1 | initial version |

The short answer is that this will depend on the way you defined your unramified extension. If, for instance, you defined it using `Zq`

or `Qq`

applied to $p^n$ for small $p,n$ then what is returned is likely to be a Conway polynomial from a database included in SageMath based on the work of Frank Lübeck.

If there's some other specific case you're interested in, perhaps you can edit your question to include the code that constructs that particular extension.

What follows is "the long answer", or how I found this out, starting from knowing essentially nothing about algebraic number theory or any of SageMath's ANT functionality. Hopefully the description of the steps I took in diving into SageMath's source code will be helpful for you in finding the answers to any similar questions you might have in the future.

Suppose we've defined R as follows:

```
R.<a> = Zq(1024)
```

Then we can type

```
?R.defining_polynomial()
```

to look at the docstring for this particular function.

The resulting output, while somewhat helpful, does not explain what algorithm SageMath is using to compute it. However, it does contain a line pointing to the source code, something like:

```
File: /Applications/SageMath/local/lib/python2.7/site-packages/sage/rings/padics/padic_extension_generic.py
```

Now, it's a bit more convenient to look at this file online in e.g. the github mirror of the SageMath source code. I've linked to the specific line where the definition of `defining_polynomial()`

is here.

In this case, it appears that this code simply returns `_given_poly`

, which is defined in the class `pAdicExtensionGeneric`

as one of the parameters to the class constructor. We never called this directly above; instead, we called `Zq`

, so we should look for the code there.

We find that `Zq`

is defined in `sage/rings/padics/factory.py`

, specifically here. In the documentation to Zq, we find that either the polynomial can be specified by hand, or:

By default, the polynomial chosen is the standard lift of the generator chosen for $\mathbb{F}_q$.
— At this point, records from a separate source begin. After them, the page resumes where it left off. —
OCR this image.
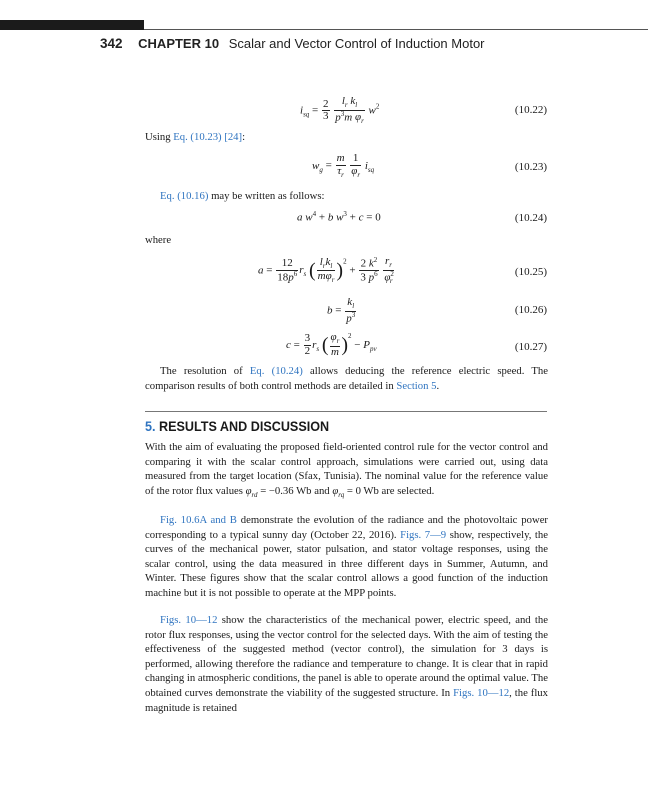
342 CHAPTER 10 Scalar and Vector Control of Induction Motor
$i_{sq} = \frac{2}{3}$
$\frac{l_r k_l}{p^3m \varphi_r} w^2$	(10.22)
Using Eq. (10.23) [24]:
$w_g = \frac{m}{\tau_r}$
$\frac{1}{\varphi_r} i_{sq}$	(10.23)
Eq. (10.16) may be written as follows:
a $w^4 + b$ $w^3 + c = 0$	(10.24)
where
$a = \frac{12}{18p^6} r_s$ ( $\frac{l_rk_l}{m\varphi_r} )^2 + \frac{2 k^2}{3 p^6}$
$\frac{r_r}{\varphi^2_r}$	(10.25)
$b = \frac{k_l}{p^3}$	(10.26)
$c = \frac{3}{2} r_s$ ( $\frac{\varphi_r}{m} )^2 - P_{pv}$	(10.27)
The resolution of Eq. (10.24) allows deducing the reference electric speed. The comparison results of both control methods are detailed in Section 5.
5. RESULTS AND DISCUSSION
With the aim of evaluating the proposed field-oriented control rule for the vector control and comparing it with the scalar control approach, simulations were carried out, using data measured from the target location (Sfax, Tunisia). The nominal value for the reference value of the rotor flux values $\varphi_{rd} = -0.36$ Wb and $\varphi_{rq} = 0$ Wb are selected.
Fig. 10.6A and B demonstrate the evolution of the radiance and the photovoltaic power corresponding to a typical sunny day (October 22, 2016). Figs. 7—9 show, respectively, the curves of the mechanical power, stator pulsation, and stator voltage responses, using the scalar control, using the data measured in three different days in Summer, Autumn, and Winter. These figures show that the scalar control allows a good function of the induction machine but it is not possible to operate at the MPP points.
Figs. 10—12 show the characteristics of the mechanical power, electric speed, and the rotor flux responses, using the vector control for the selected days. With the aim of testing the effectiveness of the suggested method (vector control), the simulation for 3 days is performed, allowing therefore the radiance and temperature to change. It is clear that in rapid changing in atmospheric conditions, the panel is able to operate around the optimal value. The obtained curves demonstrate the viability of the suggested structure. In Figs. 10—12, the flux magnitude is retained
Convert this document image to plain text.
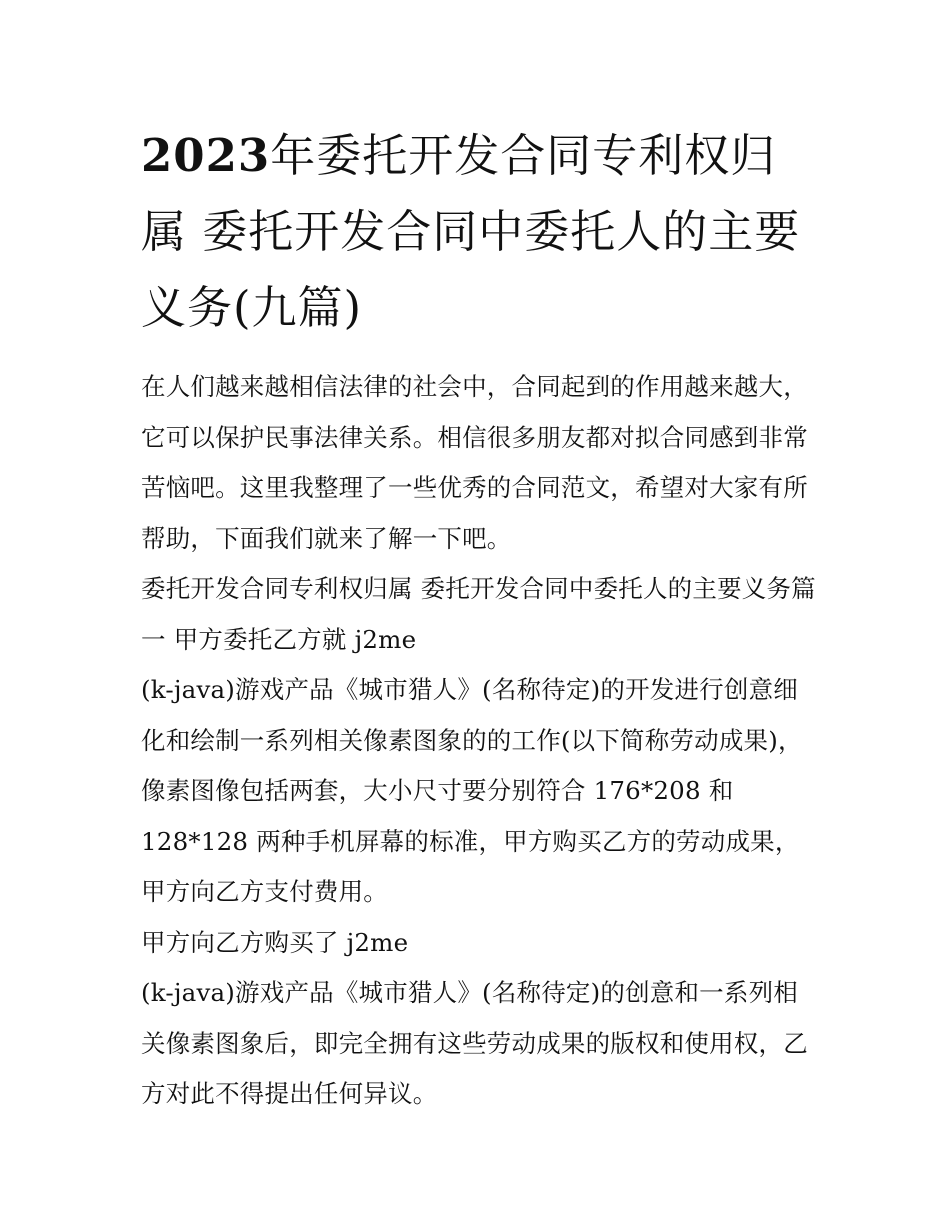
2023年委托开发合同专利权归属 委托开发合同中委托人的主要义务(九篇)

在人们越来越相信法律的社会中，合同起到的作用越来越大，它可以保护民事法律关系。相信很多朋友都对拟合同感到非常苦恼吧。这里我整理了一些优秀的合同范文，希望对大家有所帮助，下面我们就来了解一下吧。

委托开发合同专利权归属 委托开发合同中委托人的主要义务篇一 甲方委托乙方就 j2me

(k-java)游戏产品《城市猎人》(名称待定)的开发进行创意细化和绘制一系列相关像素图象的的工作(以下简称劳动成果)，像素图像包括两套，大小尺寸要分别符合 176*208 和 128*128 两种手机屏幕的标准，甲方购买乙方的劳动成果，甲方向乙方支付费用。

甲方向乙方购买了 j2me

(k-java)游戏产品《城市猎人》(名称待定)的创意和一系列相关像素图象后，即完全拥有这些劳动成果的版权和使用权，乙方对此不得提出任何异议。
In fact, we could have skipped some of the code-diving above as SageMath's reference site has a thematic tutorial on p-adics, see the documentation of `Zq`

on the second page.

However, to find the details of the "generator chosen for $\mathbb{F}_q$", we must return to the code:

The code implementing this can be found here, which uses the `modulus()`

function in the `FiniteField`

class in `sage/rings/finite_rings/finite_field_constructor.py`

.

Looking at the relevant part of that code, we see that `modulus()`

is constructed from `R.irreducible_element(n)`

where `R = PolynomialRing(FiniteField(p), 'x')`

and where $p,n$ are $2,10$ respectively because the order we chose above was 1024.

If we look at the code for the class `PolynomialRing`

, we find that its definition is split into different cases, and the relevant one here is `PolynomialRing_dense_mod_p`

. The function `irreducible_element()`

is defined within and we see that the default polynomial returned in this case comes from `sage/rings/finite_rings/conway_polynomials.py`

(here), which in turn relies on `sage/databases/conway.py`

(here), where we finally find the information that the database comes from Frank Lübeck's tables.